Over the last month, a crew of Nickels staffers has switched desks, floors, and offices in a major reorganization at city hall that has gone unnoticed in the mainstream press. My colleague Erica C. Barnett wrote a small item about the changes two weeks ago, explaining that the mayor's Department of Finance will commingle with the Office of Policy and Management (OPM) to create five new "work teams" (or pods, as they were informally called) that will be overseen by a new director's office ["In Other News," June 15]. This new director's office will be second in the chain of command in Team Nickels's flow chart, just below the executive.

Staff changes and power flow charts may seem like inside baseball, but the change is actually significant and worrisome.

At first glance, it seems like a cool idea. Deputy Mayor Tim Ceis told me the new structure—his brainchild—is an attempt to forestall "second term-itis." Specifically, his new system is designed to avoid developing initiatives on separate tracks—financial, policy, and political. "With an interdisciplinary approach all along," Ceis says, by the time program initiatives hit his desk, "there won't be so many unresolved issues" getting in the way of implementing programs. Sounds smart.
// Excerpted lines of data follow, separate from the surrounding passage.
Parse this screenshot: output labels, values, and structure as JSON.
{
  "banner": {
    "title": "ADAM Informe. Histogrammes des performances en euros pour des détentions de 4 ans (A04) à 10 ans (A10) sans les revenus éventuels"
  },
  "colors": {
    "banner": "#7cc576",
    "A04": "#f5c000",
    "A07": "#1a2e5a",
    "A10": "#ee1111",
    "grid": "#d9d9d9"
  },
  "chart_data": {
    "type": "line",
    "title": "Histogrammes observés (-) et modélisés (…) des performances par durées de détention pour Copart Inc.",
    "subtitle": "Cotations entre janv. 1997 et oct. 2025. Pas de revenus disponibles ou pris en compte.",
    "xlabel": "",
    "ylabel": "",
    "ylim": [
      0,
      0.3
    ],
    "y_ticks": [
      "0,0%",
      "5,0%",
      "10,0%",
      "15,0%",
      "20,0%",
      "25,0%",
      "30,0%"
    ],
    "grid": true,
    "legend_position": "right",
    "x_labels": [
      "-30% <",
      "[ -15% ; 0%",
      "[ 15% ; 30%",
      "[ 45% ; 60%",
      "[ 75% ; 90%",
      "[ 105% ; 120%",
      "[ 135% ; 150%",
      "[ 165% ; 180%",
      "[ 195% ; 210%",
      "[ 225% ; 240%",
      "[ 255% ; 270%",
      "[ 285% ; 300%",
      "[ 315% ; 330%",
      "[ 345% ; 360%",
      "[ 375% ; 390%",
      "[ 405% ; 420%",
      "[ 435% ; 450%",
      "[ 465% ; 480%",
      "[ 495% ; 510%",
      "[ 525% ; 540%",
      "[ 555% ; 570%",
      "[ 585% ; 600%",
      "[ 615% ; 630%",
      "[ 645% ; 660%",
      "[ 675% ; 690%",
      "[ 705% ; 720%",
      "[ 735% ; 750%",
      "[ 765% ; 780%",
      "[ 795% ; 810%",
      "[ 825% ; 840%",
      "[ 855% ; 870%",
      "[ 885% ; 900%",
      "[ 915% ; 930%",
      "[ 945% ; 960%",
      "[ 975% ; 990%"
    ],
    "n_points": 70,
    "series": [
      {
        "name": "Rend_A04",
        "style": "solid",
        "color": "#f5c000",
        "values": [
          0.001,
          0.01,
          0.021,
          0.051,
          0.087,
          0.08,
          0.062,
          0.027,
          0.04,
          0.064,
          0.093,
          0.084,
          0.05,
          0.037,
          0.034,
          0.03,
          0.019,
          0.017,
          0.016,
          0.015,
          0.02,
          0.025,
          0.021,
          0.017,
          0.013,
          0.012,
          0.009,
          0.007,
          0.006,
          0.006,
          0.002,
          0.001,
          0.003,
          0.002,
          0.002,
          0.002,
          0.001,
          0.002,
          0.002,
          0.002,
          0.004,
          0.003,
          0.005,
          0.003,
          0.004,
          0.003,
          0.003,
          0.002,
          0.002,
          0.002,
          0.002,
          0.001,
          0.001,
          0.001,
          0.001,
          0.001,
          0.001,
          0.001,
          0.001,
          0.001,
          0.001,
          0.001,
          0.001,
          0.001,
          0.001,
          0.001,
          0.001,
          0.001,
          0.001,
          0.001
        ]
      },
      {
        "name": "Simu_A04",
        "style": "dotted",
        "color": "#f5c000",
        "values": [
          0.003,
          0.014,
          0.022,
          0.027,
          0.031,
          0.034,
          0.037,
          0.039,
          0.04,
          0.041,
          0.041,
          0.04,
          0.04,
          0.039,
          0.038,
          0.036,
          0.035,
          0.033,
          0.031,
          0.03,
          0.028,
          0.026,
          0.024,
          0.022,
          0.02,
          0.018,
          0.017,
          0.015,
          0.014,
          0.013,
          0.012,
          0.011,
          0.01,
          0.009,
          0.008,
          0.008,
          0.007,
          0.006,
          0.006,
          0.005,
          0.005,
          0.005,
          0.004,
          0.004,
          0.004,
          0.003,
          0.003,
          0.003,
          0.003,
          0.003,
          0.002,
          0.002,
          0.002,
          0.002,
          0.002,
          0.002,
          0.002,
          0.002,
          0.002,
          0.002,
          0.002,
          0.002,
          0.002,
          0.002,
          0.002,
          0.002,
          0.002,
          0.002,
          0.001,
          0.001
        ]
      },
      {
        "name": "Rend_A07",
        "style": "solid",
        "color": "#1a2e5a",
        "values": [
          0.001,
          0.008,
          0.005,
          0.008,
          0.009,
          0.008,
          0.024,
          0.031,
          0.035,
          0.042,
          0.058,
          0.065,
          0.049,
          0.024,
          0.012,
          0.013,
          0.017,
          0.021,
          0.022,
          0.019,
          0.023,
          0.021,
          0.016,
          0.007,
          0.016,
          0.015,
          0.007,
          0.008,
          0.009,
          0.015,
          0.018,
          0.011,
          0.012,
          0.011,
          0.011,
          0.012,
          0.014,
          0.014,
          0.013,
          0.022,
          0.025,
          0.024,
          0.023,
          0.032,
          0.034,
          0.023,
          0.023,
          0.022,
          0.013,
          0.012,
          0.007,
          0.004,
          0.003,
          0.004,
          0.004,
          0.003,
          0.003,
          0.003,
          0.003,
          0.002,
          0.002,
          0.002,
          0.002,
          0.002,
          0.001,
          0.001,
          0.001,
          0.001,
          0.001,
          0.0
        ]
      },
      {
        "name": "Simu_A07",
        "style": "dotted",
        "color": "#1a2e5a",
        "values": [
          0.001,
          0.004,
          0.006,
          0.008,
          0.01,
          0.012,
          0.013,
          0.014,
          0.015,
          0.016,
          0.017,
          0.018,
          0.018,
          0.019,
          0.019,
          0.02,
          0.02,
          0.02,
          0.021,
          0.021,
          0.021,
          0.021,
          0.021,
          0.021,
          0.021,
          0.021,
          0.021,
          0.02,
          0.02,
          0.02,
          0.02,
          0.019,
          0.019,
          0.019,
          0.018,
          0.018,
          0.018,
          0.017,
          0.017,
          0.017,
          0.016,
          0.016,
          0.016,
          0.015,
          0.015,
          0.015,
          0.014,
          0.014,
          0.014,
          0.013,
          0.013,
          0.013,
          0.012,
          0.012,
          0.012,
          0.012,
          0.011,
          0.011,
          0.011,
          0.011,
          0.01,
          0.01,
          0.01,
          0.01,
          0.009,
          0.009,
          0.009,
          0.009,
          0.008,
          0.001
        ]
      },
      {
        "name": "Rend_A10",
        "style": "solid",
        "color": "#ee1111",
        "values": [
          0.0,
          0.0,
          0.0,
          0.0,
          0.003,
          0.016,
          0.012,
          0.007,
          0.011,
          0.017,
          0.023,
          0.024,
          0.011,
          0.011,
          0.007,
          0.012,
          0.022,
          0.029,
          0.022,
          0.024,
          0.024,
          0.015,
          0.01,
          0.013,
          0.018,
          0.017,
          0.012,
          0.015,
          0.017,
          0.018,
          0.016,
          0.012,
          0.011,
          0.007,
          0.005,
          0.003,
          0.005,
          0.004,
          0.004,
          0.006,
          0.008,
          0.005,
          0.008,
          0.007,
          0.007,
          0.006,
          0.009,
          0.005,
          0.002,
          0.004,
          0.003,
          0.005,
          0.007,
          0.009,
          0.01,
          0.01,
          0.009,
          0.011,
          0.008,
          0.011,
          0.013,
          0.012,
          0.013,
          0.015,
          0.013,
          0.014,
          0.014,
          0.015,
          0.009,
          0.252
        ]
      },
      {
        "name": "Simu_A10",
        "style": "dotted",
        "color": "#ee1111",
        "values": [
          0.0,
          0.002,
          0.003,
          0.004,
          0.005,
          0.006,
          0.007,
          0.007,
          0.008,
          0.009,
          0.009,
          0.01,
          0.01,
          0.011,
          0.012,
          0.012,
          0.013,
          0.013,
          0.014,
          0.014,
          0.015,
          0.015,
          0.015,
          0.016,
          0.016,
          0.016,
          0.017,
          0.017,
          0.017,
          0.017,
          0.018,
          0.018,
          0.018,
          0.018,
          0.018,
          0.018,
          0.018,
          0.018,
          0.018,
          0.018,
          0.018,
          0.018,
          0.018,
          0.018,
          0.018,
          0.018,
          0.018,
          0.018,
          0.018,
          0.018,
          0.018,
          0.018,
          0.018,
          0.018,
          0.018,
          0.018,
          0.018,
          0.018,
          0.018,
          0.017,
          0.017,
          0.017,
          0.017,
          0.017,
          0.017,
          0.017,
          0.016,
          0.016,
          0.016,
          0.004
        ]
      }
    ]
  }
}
But it's not. In the old formula—keeping finance separate from policy and politics—there was an independent reality check: The mayor's finance director, Dwight Dively, provided a refreshing dose of straight talk in an administration that has a tendency to spin the facts in pursuit of its policy goals.
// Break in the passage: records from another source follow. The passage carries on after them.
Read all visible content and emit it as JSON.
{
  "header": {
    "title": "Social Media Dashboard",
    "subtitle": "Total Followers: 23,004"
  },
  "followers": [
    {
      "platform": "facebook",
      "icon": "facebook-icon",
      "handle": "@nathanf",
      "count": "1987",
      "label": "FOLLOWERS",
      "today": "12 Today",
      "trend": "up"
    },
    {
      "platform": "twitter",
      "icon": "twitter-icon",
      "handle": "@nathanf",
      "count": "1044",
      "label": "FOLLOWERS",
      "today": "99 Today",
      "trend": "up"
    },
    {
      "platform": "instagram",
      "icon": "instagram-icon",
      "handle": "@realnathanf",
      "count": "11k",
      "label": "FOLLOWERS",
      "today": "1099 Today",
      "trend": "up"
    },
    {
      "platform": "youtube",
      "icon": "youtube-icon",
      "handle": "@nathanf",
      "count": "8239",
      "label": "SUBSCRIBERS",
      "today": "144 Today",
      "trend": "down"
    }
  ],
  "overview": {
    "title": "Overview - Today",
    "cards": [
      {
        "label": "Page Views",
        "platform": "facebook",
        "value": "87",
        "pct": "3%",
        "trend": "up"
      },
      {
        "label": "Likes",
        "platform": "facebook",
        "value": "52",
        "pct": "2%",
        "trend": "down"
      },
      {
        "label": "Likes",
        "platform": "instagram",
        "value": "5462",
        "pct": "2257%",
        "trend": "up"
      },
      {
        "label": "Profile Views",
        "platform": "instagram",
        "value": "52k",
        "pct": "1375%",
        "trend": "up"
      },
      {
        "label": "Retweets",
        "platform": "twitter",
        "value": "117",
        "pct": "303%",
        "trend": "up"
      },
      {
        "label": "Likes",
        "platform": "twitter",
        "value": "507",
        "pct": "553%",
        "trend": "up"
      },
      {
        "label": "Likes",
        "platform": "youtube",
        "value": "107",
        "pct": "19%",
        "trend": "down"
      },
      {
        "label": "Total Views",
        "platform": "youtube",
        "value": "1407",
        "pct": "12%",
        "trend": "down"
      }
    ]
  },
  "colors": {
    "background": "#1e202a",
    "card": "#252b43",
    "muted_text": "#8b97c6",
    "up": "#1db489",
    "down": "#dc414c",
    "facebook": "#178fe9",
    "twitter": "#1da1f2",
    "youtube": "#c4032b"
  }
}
Now, by officially blurring the line between policy and finance, Team Nickels has formalized its M.O. of forcing the facts to fit its agenda. This is bad timing for an administration that's currently pushing a financially dubious $4 billion-plus waterfront tunnel project. But, in a display of the alliance between the administration's political leader Ceis and its policy leader, OPM Director Mary Jean Ryan, Dively's role does appear to have been subsumed by the policy shop.

Ryan and Dively will be heading up the new director's office together, which raises questions about who is actually in charge. That confusion creates a power vacuum that will ultimately be filled by whomever the design of the reorganization favors. And as Ceis designed it, the reorganization favors Ryan's policy shop.

Of the five new divisions under Ryan and Dively, four will be led by people from the policy side. And with the exception of the fifth division (which deals with public safety), the power and numbers within the divisions themselves favor policy. In the Community Development division, for example, policy folks outnumber finance folks 6–2. In Human Services, it's 4–1. In Infrastructure, it's 5–4 (again, with an OPM guy in charge). And while it's an even 2–2 in Environment and Neighborhood, the director comes from OPM. Overall, there will be nearly twice as many policy people as finance people in the reorganization. In the old setup, the ratio of finance people to OPM people was exactly the reverse—with more than twice as many finance folks.

Cies's freak-out over "second term-itis," has clearly given way to policy overreach-itis.